After an infectious disease, there is an uncommon inflammatory arthritis called reactive arthritis.

Treating reactive arthritis

Reactive arthritis (ReA) is a type of inflammatory arthritis triggered by an infection in your body. Bacteria and viruses can cause ReA. A bladder cancer treatment called Bacillus Calmette-Guerin (BCG) may cause ReA in some cases.

This type of arthritis is uncommon, yet genetic factors can affect your risk.

Reactive arthritis begins within 4 weeks after a digestive, genital, or bladder infection. One or more joints of the back, knees, or ankles swell suddenly and become painful.

You may experience it as well.

  • Red eyes.
  • There are sores in the mouth.
  • There are blisters on the penis.
  • an irritated urinary tract
  • There are red areas on the palms of the hands and soles of the feet.
  • brittle and cracked nails

There is no cure for ReA. The symptoms can go into a state of remission and not require treatment. Treatments for arthritis can help. A doctor may suggest different treatments.

Because ReA attacks joints with inflammation, antibiotics won’t treat ReA once it has started. Yet an antibiotic can help clear up the bacterial infection in your urinary, genital, or digestive system that triggered the attack.

The antibiotic you take will depend on the kind of bacterial infection you have. A recent clinical review published in 2021 notes that if the bacteria The name of the disease is chlamydia trachomatis. is the cause of illness, the primary treatment of ReA will be antibiotics.

ReA can include infections caused bybacteria.

A doctor may need to run tests to find out which one is present.

ReA can be caused by viral infections but they will not be treated with antibiotics.

Nonsteroidal anti-inflammatory drugs (NSAIDs) can help relieve pain and inflammation from ReA. They are the primary treatment for ReA. Over-the-counter (OTC) NSAIDs include:

  • Ibuprofen (Advil, Motrin IB)
  • naproxen (Aleve, Anaprox, Naprosyn)

“If these don’t work, your doctor may prescribe different sufentanil.”

NSAIDs can cause side effects, including stomach bleeding, so always take them with food. A doctor or pharmacist can help you evaluate any risks.

NSAIDs may not be enough to control the inflammation. A doctor may prescribe steroids, such as prednisone or methylprednisolone.

These can be taken by mouth or injected.

Steroids help to suppress your immune system and relieve pain. Steroids can have side effects that can last a long time.

To treat reactive arthritis that lasts longer than 6 months, a doctor may prescribe disease-modifying anti-rheumatic drugs (DMARDs), such as:

DMARDs can help with pain and inflammation. In addition, because arthritis damages joints over time, taking DMARDs can help protect your joints from damage.

Using DMARDs for reactive arthritis is considered off-label drug usage. The Food and Drug Administration approves drugs for specific purposes researched in clinical trials.

The drug can be used for non-FDA approved purposes, called off-label use, if the guidelines of published, peer-reviewed studies and standards of care are followed.

Because of the effects of the drugs, you might become susceptible to infections that people can fight off.

Tumor necrosis factor (TNF)-blockers are another off-label treatment option for reactive arthritis. TNF is a protein formed in your body’s inflammation process. TNF-blockers stop this protein’s action, relieving pain and stiffness and helping swollen or tender joints, according to the American College of Rheumatology.

A 2020 review outlines their effectiveness in ReA and shows they may be used when NSAIDs fail.

The drugs used to treat ReA can include:

“If one doesn’t help, another might.
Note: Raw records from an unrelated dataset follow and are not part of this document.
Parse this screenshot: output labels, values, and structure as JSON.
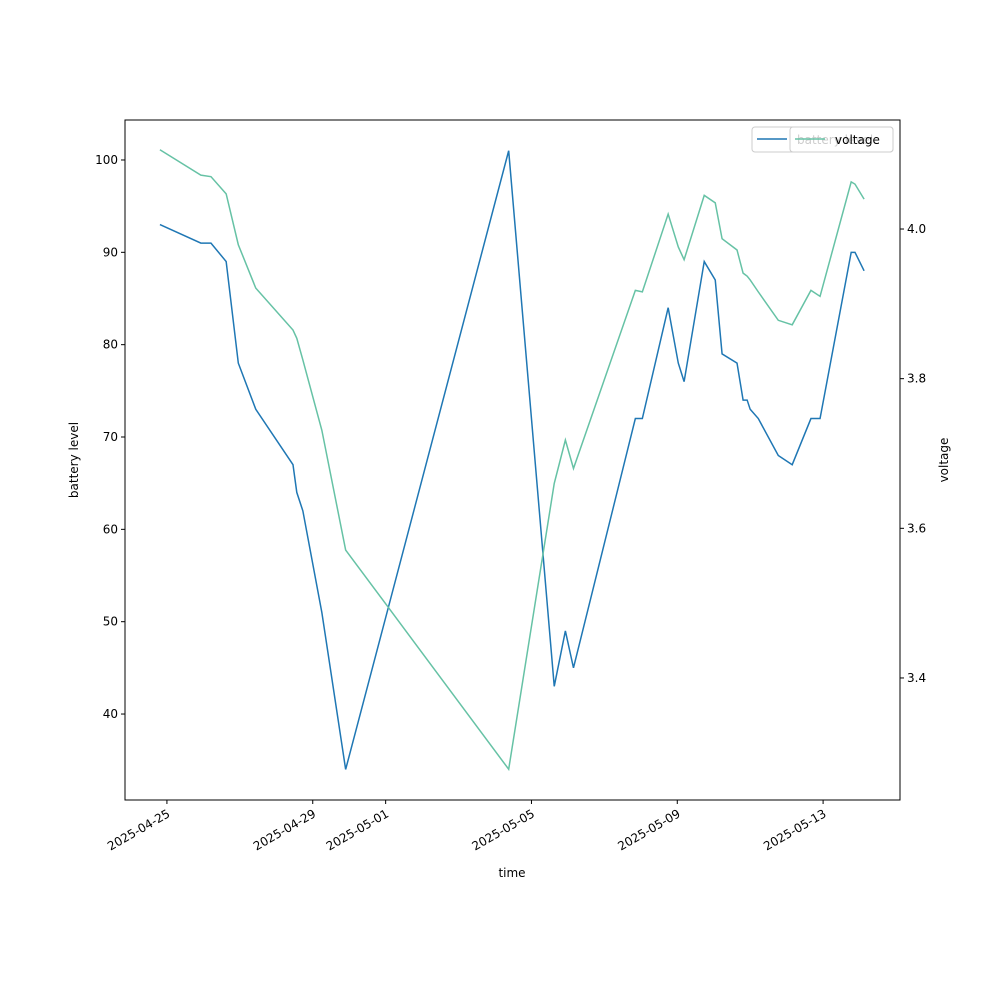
{
  "chart_data": {
    "type": "line",
    "xlabel": "time",
    "ylabel": "battery level",
    "y2label": "voltage",
    "x": [
      "2025-04-24T19:24",
      "2025-04-25T22:20",
      "2025-04-26T05:00",
      "2025-04-26T15:00",
      "2025-04-26T23:00",
      "2025-04-27T10:30",
      "2025-04-28T11:00",
      "2025-04-28T13:30",
      "2025-04-28T17:30",
      "2025-04-29T06:00",
      "2025-04-29T21:40",
      "2025-05-04T09:00",
      "2025-05-05T15:00",
      "2025-05-05T22:20",
      "2025-05-06T03:40",
      "2025-05-07T20:24",
      "2025-05-08T01:00",
      "2025-05-08T18:00",
      "2025-05-09T00:40",
      "2025-05-09T04:30",
      "2025-05-09T17:45",
      "2025-05-10T01:00",
      "2025-05-10T05:30",
      "2025-05-10T15:20",
      "2025-05-10T19:20",
      "2025-05-10T22:00",
      "2025-05-11T00:00",
      "2025-05-11T05:20",
      "2025-05-11T18:30",
      "2025-05-12T03:40",
      "2025-05-12T16:00",
      "2025-05-12T22:00",
      "2025-05-13T18:30",
      "2025-05-13T21:00",
      "2025-05-14T03:00"
    ],
    "series": [
      {
        "name": "battery level",
        "color": "#1f77b4",
        "values": [
          93,
          91,
          91,
          89,
          78,
          73,
          67,
          64,
          62,
          51,
          34,
          101,
          43,
          49,
          45,
          72,
          72,
          84,
          78,
          76,
          89,
          87,
          79,
          78,
          74,
          74,
          73,
          72,
          68,
          67,
          72,
          72,
          90,
          90,
          88
        ]
      },
      {
        "name": "voltage",
        "color": "#66c2a5",
        "axis": "y2",
        "values": [
          4.106,
          4.072,
          4.07,
          4.047,
          3.979,
          3.921,
          3.865,
          3.854,
          3.825,
          3.731,
          3.571,
          3.278,
          3.66,
          3.718,
          3.68,
          3.918,
          3.916,
          4.02,
          3.976,
          3.959,
          4.045,
          4.035,
          3.987,
          3.972,
          3.941,
          3.937,
          3.932,
          3.916,
          3.878,
          3.872,
          3.918,
          3.91,
          4.063,
          4.06,
          4.04
        ]
      }
    ],
    "xlim": [
      "2025-04-23T20:24",
      "2025-05-15T02:38"
    ],
    "xticks": [
      "2025-04-25",
      "2025-04-29",
      "2025-05-01",
      "2025-05-05",
      "2025-05-09",
      "2025-05-13"
    ],
    "ylim": [
      30.69,
      104.33
    ],
    "yticks": [
      40,
      50,
      60,
      70,
      80,
      90,
      100
    ],
    "y2lim": [
      3.2369,
      4.1457
    ],
    "y2ticks": [
      3.4,
      3.6,
      3.8,
      {
        "value": 4,
        "label": "4.0"
      }
    ],
    "legend": "upper right"
  }
}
Like the drugs, theblockers can reduce your body’s ability to fight off infections.”

Exercise can be added to medication therapy and help improve your joint function. A physical therapist can guide you through exercise routines to help build your strength.

Strengthening the muscles around your joints helps. Flexibility can be improved by range-of-motion exercises. Water exercise may be a good way to exercise.

Heat and cold therapy can supplement medication treatment. Heat can reduce pain and soreness, while cold can help decrease swelling.

Joint pain, bladder irritation, and conjunctivitis are symptoms of reactive arthritis.

Bladder symptoms include burning sensations when urinating or needing to urinate more often. Conjunctivitis looks like swollen eyes with redness, itching, burning, or discharge.

If you develop these problems at the same time, you should see a doctor.

Even though no treatment can cure arthritis, it can be treated to reduce pain and damage. Talk to a doctor about your treatment plan.

ReA is a type of arthritis that begins after an infection.

Your joints may become swollen. You may also experience other symptoms such as red eyes.

There is no cure for ReA. NSAID treatment is used to reduce inflammation. It may involve antibiotics for an underlying disease. Depending on how you respond to the treatments, a doctor may recommend other therapies.